When he read in the newspapers of Rockwood’s arrest, Thompson had telephoned immediately and offered to come to Fort Drum to testify. In court, Thompson recounted his actions in March 1968 and added, “I think you have a moral obligation to be a good officer and you need to follow it up and take the consequences. We don’t need a lot of ‘yes men’ in the military. We need somebody who will get the job done and take responsibility.” He said of Rockwood, “I don’t see where what he did warrants conduct unbecoming an officer. … It sounds like he was forced into a no-win situation.”[iv]
After being found guilty, Rockwood was dismissed from the service; although a progressive who passionately believed in the potential of the military to act for good in the world, he was no longer welcome to enact that belief in uniform.[v] Instead, he joined others of the era’s dissenting soldiers, who’d believed similarly in the military’s potential for good, until that belief was sorely tested by their government.

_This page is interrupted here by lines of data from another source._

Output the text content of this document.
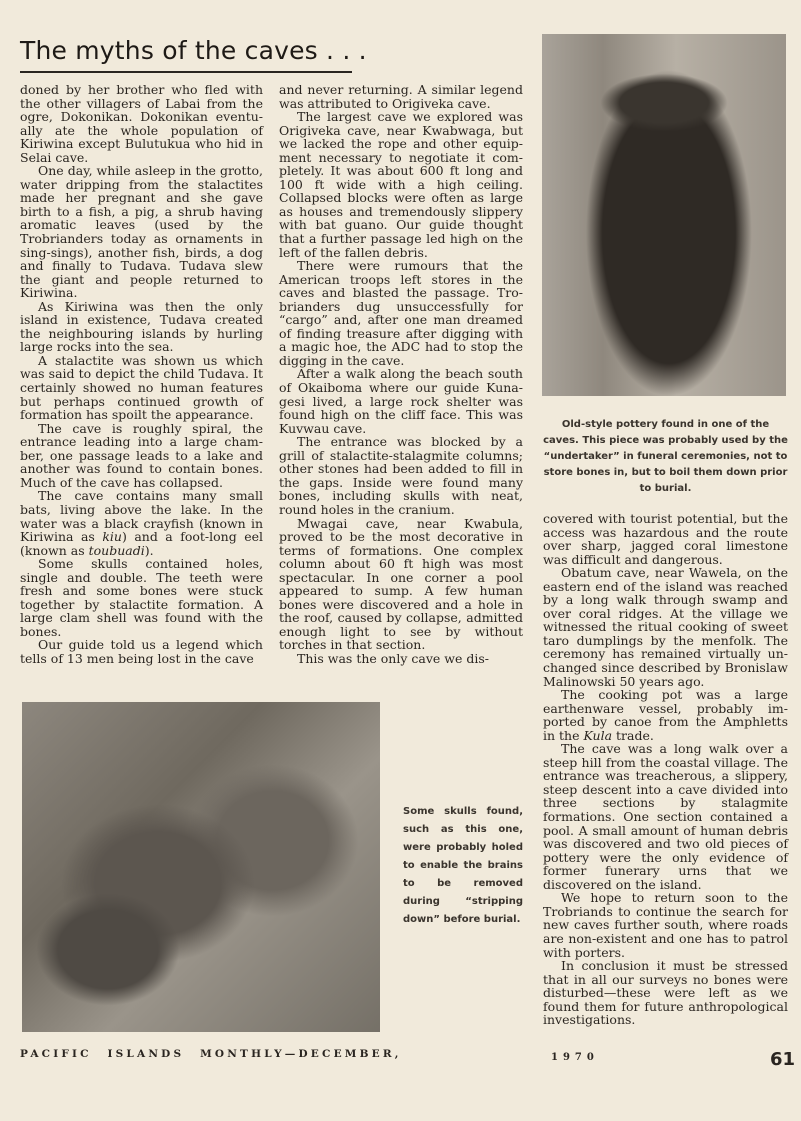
The myths of the caves . . .

doned by her brother who fled with the other villagers of Labai from the ogre, Dokonikan. Dokonikan eventually ate the whole population of Kiriwina except Bulutukua who hid in Selai cave.

One day, while asleep in the grotto, water dripping from the stalactites made her pregnant and she gave birth to a fish, a pig, a shrub having aromatic leaves (used by the Trobrianders today as ornaments in sing-sings), another fish, birds, a dog and finally to Tudava. Tudava slew the giant and people returned to Kiriwina.

As Kiriwina was then the only island in existence, Tudava created the neighbouring islands by hurling large rocks into the sea.

A stalactite was shown us which was said to depict the child Tudava. It certainly showed no human features but perhaps continued growth of formation has spoilt the appearance.

The cave is roughly spiral, the entrance leading into a large chamber, one passage leads to a lake and another was found to contain bones. Much of the cave has collapsed.

The cave contains many small bats, living above the lake. In the water was a black crayfish (known in Kiriwina as kiu) and a foot-long eel (known as toubuadi).

Some skulls contained holes, single and double. The teeth were fresh and some bones were stuck together by stalactite formation. A large clam shell was found with the bones.

Our guide told us a legend which tells of 13 men being lost in the cave

and never returning. A similar legend was attributed to Origiveka cave.

The largest cave we explored was Origiveka cave, near Kwabwaga, but we lacked the rope and other equipment necessary to negotiate it completely. It was about 600 ft long and 100 ft wide with a high ceiling. Collapsed blocks were often as large as houses and tremendously slippery with bat guano. Our guide thought that a further passage led high on the left of the fallen debris.

There were rumours that the American troops left stores in the caves and blasted the passage. Trobrianders dug unsuccessfully for “cargo” and, after one man dreamed of finding treasure after digging with a magic hoe, the ADC had to stop the digging in the cave.

After a walk along the beach south of Okaiboma where our guide Kunagesi lived, a large rock shelter was found high on the cliff face. This was Kuvwau cave.

The entrance was blocked by a grill of stalactite-stalagmite columns; other stones had been added to fill in the gaps. Inside were found many bones, including skulls with neat, round holes in the cranium.

Mwagai cave, near Kwabula, proved to be the most decorative in terms of formations. One complex column about 60 ft high was most spectacular. In one corner a pool appeared to sump. A few human bones were discovered and a hole in the roof, caused by collapse, admitted enough light to see by without torches in that section.

This was the only cave we dis-

Old-style pottery found in one of the caves. This piece was probably used by the “undertaker” in funeral ceremonies, not to store bones in, but to boil them down prior to burial.

covered with tourist potential, but the access was hazardous and the route over sharp, jagged coral limestone was difficult and dangerous.

Obatum cave, near Wawela, on the eastern end of the island was reached by a long walk through swamp and over coral ridges. At the village we witnessed the ritual cooking of sweet taro dumplings by the menfolk. The ceremony has remained virtually unchanged since described by Bronislaw Malinowski 50 years ago.

The cooking pot was a large earthenware vessel, probably imported by canoe from the Amphletts in the Kula trade.

The cave was a long walk over a steep hill from the coastal village. The entrance was treacherous, a slippery, steep descent into a cave divided into three sections by stalagmite formations. One section contained a pool. A small amount of human debris was discovered and two old pieces of pottery were the only evidence of former funerary urns that we discovered on the island.

We hope to return soon to the Trobriands to continue the search for new caves further south, where roads are non-existent and one has to patrol with porters.

In conclusion it must be stressed that in all our surveys no bones were disturbed—these were left as we found them for future anthropological investigations.

Some skulls found, such as this one, were probably holed to enable the brains to be removed during “stripping down” before burial.
PACIFIC ISLANDS MONTHLY—DECEMBER,	1970	61
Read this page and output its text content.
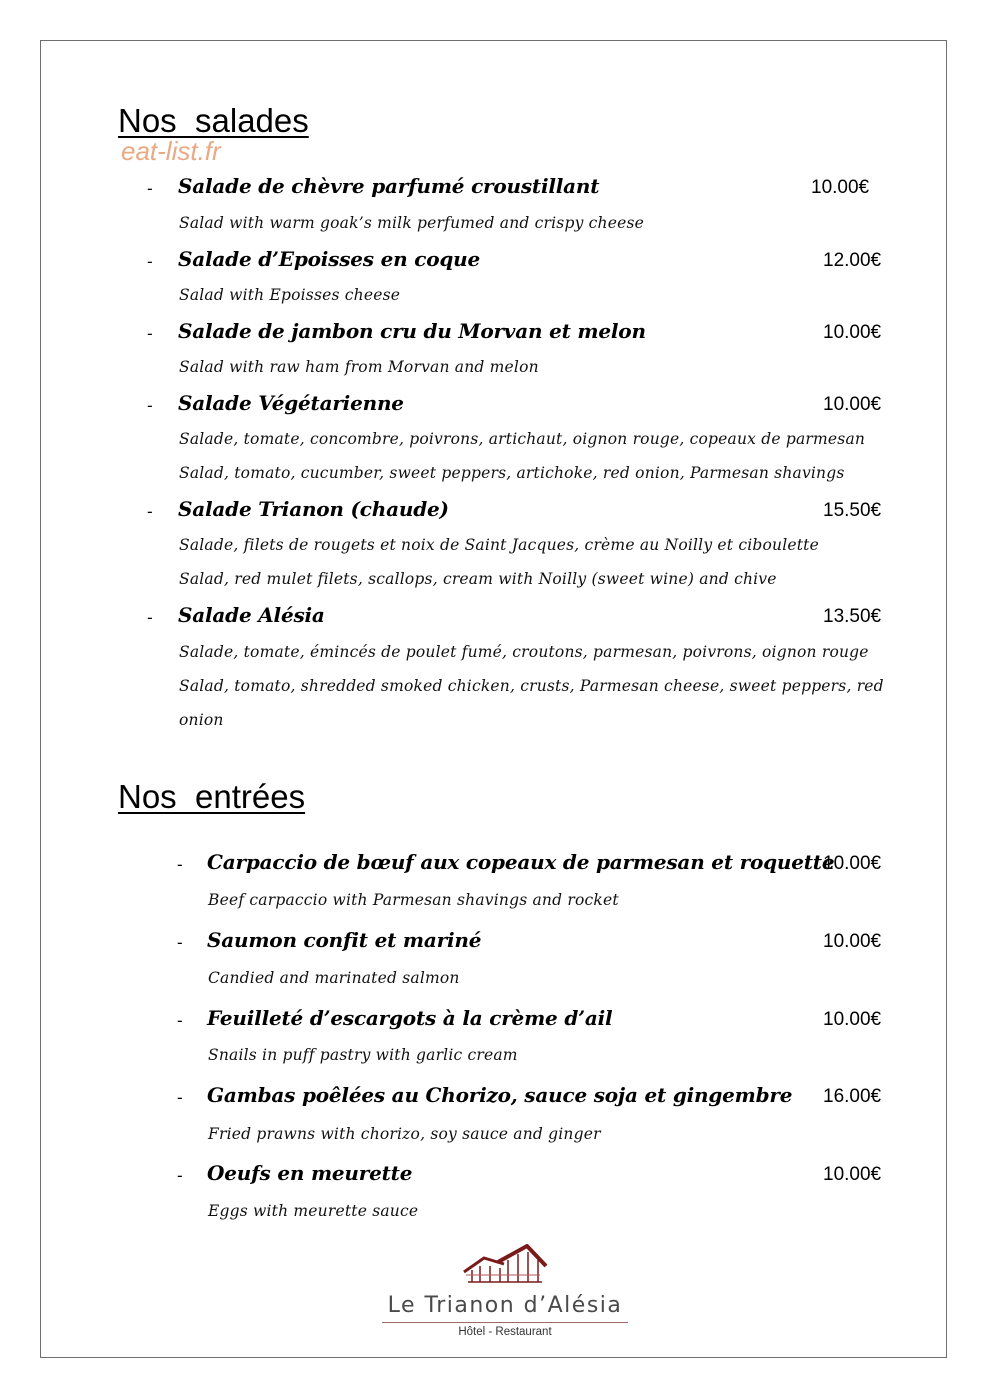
Nos  salades
eat-list.fr
- Salade de chèvre parfumé croustillant	10.00€
Salad with warm goak’s milk perfumed and crispy cheese
- Salade d’Epoisses en coque	12.00€
Salad with Epoisses cheese
- Salade de jambon cru du Morvan et melon	10.00€
Salad with raw ham from Morvan and melon
- Salade Végétarienne	10.00€
Salade, tomate, concombre, poivrons, artichaut, oignon rouge, copeaux de parmesan
Salad, tomato, cucumber, sweet peppers, artichoke, red onion, Parmesan shavings
- Salade Trianon (chaude)	15.50€
Salade, filets de rougets et noix de Saint Jacques, crème au Noilly et ciboulette
Salad, red mulet filets, scallops, cream with Noilly (sweet wine) and chive
- Salade Alésia	13.50€
Salade, tomate, émincés de poulet fumé, croutons, parmesan, poivrons, oignon rouge
Salad, tomato, shredded smoked chicken, crusts, Parmesan cheese, sweet peppers, red
onion
Nos  entrées
- Carpaccio de bœuf aux copeaux de parmesan et roquette
10.00€
Beef carpaccio with Parmesan shavings and rocket
- Saumon confit et mariné	10.00€
Candied and marinated salmon
- Feuilleté d’escargots à la crème d’ail	10.00€
Snails in puff pastry with garlic cream
- Gambas poêlées au Chorizo, sauce soja et gingembre 16.00€
Fried prawns with chorizo, soy sauce and ginger
- Oeufs en meurette	10.00€
Eggs with meurette sauce
Le Trianon d’Alésia
Hôtel - Restaurant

[i] Interview, August 1999, San Francisco. We also spoke in June of 2006 at Rockwood’s home in San Diego; unless indicated otherwise, quotes in this chapter are from the latter conversation.
[ii] Dan Coughlin, “The case of Lawrence P. Rockwood.” Haiti Progres, vol. 12, no. 51, 20 March 1995,
[iii] Rita Beamish, “A Court Martial Over What the Real Mission Was in Haiti.” Associated Press, May 6 1995.
[iv] Trial transcript provided by Rockwood.
[v] When he accepted an invitation in 2000 to teach human rights at the School of the Americas, many allies in Veterans for Peace, including Thompson, were aghast. “But I’m not a pacifist,” Rockwood insisted.